The Federal Communication Commission (FCC) voted 3-2 today in favor for a proposal that would provide a new net neutrality framework. The proposal known as the “Protecting and Promoting the Open Internet” Notice of Proposed Rule Making (NPRM) seeks to close the current gap in legal authority of the FCC, which as of now, cannot prevent Internet Service Providers (ISPs) from threatening the openness of the Internet by blocking content or discriminating against consumers online.
Previous attempts by the FCC to provide a legal framework for net neutrality have been struck down; the most recent being a repeal of their 2010 Open Internet rules by a DC Circuit Appeals Court earlier this year.
But before we dig any deeper, lets step back and talk about Net Neutrality.
Net neutrality is the concept stating that all content or data is delivered to users at the same rate. The Internet works like a giant highway. When a content provider, such as Netflix, Facebook, HBO or Google sends information to a user (i.e the latest episode of House of Cards), this data is transmitted on the highway through an Internet Service Provider, such as Time Warner, Comcast, or Verizon.
What’s at risk with the current lack of legislature or a legal framework is that there is nothing preventing ISPs from doing what is called “prioritization”. Right now all data on the Internet is treated the same, meaning that it is delivered at the same speed. Prioritization is the creation of “fast” and “slow” lanes on the Internet. Large companies like Netflix could pay ISPs to provide faster data delivery to users, essentially isolating or regulating smaller companies to the slower lanes.
These smaller companies would be treated unfairly by the ISPs. Being regulated to the “slow” lane will lead to slow content streams and often little incentive or ability to innovate or grow.
With this proposal, the FCC is trying to figure out which legal framework it should pursue in order to prevent this from happening. There are two main options on the table, each with its own merits and drawbacks.
The first uses Section 706 of the Telecommunications Act of 1996, which states that the FCC has the power to promote broad competition within the broadband information space. The Internet, being a free and open forum of ideas, naturally spurs free market competition and enterprise. It also provides consumer protection from unfair delivery of service.
FCC Chairman Tom Wheeler summed up the section 706 approach in the following quote:
“If a network operator slowed the speed of service below that which the consumer bought, it would be commercially unreasonable and therefore prohibited. If the network operator blocked access to lawful content, it would violate our no-blocking rule and therefore be doubly prohibited.”
The problem with this plan is that the FCC already tried this with the Open Internet order, which got struck down earlier this year. The FCC is seeking public comment as a way to try and get around the D.C. Circuit Court’s ruling. Another potential problem is that ISPs could still create a “fast lane” so long as it is “commercially reasonable.” Existing deals, like the one between Netflix and Comcast to provide faster download times, would be legal under this framework because Netflix is the only person using that highway.
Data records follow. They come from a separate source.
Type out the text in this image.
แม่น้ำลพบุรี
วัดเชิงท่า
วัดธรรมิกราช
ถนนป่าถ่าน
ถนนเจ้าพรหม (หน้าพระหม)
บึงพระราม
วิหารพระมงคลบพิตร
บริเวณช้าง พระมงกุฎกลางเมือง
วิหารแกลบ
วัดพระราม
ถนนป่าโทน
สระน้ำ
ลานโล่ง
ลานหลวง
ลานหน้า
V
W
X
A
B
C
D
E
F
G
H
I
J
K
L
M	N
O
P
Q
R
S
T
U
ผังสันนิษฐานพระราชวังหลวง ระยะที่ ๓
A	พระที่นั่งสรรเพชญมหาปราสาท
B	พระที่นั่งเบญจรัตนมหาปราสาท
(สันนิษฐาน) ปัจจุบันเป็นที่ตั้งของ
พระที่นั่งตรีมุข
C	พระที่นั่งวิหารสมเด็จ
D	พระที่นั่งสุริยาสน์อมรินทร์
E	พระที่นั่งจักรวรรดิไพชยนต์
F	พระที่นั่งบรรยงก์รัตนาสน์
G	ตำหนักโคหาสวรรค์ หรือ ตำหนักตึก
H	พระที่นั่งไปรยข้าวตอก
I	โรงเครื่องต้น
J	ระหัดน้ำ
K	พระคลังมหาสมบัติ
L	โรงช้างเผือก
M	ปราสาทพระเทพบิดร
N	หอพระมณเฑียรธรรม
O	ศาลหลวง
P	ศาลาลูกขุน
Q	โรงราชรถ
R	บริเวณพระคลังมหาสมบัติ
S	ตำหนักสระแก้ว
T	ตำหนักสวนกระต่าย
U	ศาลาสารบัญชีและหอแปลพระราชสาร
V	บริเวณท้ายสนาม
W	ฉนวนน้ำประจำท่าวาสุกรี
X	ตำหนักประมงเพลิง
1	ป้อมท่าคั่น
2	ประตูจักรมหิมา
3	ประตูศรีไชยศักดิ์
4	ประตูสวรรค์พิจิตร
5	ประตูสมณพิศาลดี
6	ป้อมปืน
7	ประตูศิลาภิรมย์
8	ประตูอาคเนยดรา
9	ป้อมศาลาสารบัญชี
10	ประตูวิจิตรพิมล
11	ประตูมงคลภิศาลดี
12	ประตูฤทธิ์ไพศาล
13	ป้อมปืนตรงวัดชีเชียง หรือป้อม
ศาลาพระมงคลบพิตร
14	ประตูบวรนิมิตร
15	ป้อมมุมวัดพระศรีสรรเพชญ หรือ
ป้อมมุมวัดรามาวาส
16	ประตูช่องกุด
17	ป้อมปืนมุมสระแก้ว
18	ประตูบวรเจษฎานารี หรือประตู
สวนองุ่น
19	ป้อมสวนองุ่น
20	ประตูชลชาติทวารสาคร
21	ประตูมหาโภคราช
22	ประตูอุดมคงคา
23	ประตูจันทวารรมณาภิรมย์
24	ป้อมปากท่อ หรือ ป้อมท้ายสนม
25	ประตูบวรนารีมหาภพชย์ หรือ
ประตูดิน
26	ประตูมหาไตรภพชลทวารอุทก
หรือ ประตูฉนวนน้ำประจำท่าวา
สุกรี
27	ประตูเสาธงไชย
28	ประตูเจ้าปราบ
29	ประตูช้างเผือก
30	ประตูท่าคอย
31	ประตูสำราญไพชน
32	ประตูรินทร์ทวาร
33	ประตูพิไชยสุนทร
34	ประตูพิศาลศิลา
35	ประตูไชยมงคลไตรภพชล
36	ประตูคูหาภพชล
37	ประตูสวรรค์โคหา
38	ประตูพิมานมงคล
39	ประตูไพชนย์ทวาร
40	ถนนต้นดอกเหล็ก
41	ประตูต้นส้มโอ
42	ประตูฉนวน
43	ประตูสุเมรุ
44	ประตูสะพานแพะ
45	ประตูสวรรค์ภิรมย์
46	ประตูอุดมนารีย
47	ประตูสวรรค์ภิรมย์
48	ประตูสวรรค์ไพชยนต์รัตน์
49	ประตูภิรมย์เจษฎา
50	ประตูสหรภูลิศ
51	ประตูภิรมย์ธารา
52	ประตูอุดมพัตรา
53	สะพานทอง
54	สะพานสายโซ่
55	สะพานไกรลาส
Therefore, no consumer is receiving an unfair delivery of service.
The second option is to use Title II of the Communications Act, which would designate ISPs as common carriers, making them a public utility. The FCC has authority to regulate common carriers and, thus, would be able to enforce net neutrality rules and prevent prioritization.
Critics of the Title II approach state that it will create a broadband provider monopoly, driving up prices for the consumer. While the current broadband marketplace may already be in a quasi-monoply, the legal shift would introduce strict regulatory oversight that could stifle innovation. This means that our “smart networks” may become “public pipes.”
As mentioned before, it is important to note that this is not a final ruling. The FCC is simply turning to the public for comment and debate. The hope being that a robust record will provide the closest thing to a democratically created framework without having to turn to Congress. They will vote on a final proposal later this year.
Regardless, the state of Internet regulation is critical to the state of marketing. If “fast” lanes are allowed to exist, companies will begin charging higher fees to the consumer in order to offset broadband connection costs. With some content getting delivered at a faster pace, the advertising costs for those sites will become astronomical. Marketers will compete for that limited “premium” space, pushing smaller companies to the side and potentially leading to an abandonment of the web as a universal advertising medium.
This is especially worrying because many companies are shifting to content marketing strategies. If the content companies create isn’t reaching their target audience, then those companies don’t generate leads or brand awareness. Revenue is lost and businesses fail.
While that may be a picture of the worst-case scenario, it is important to remember that the public has a voice and can reach out to legislators, stay informed and contribute to the discussion.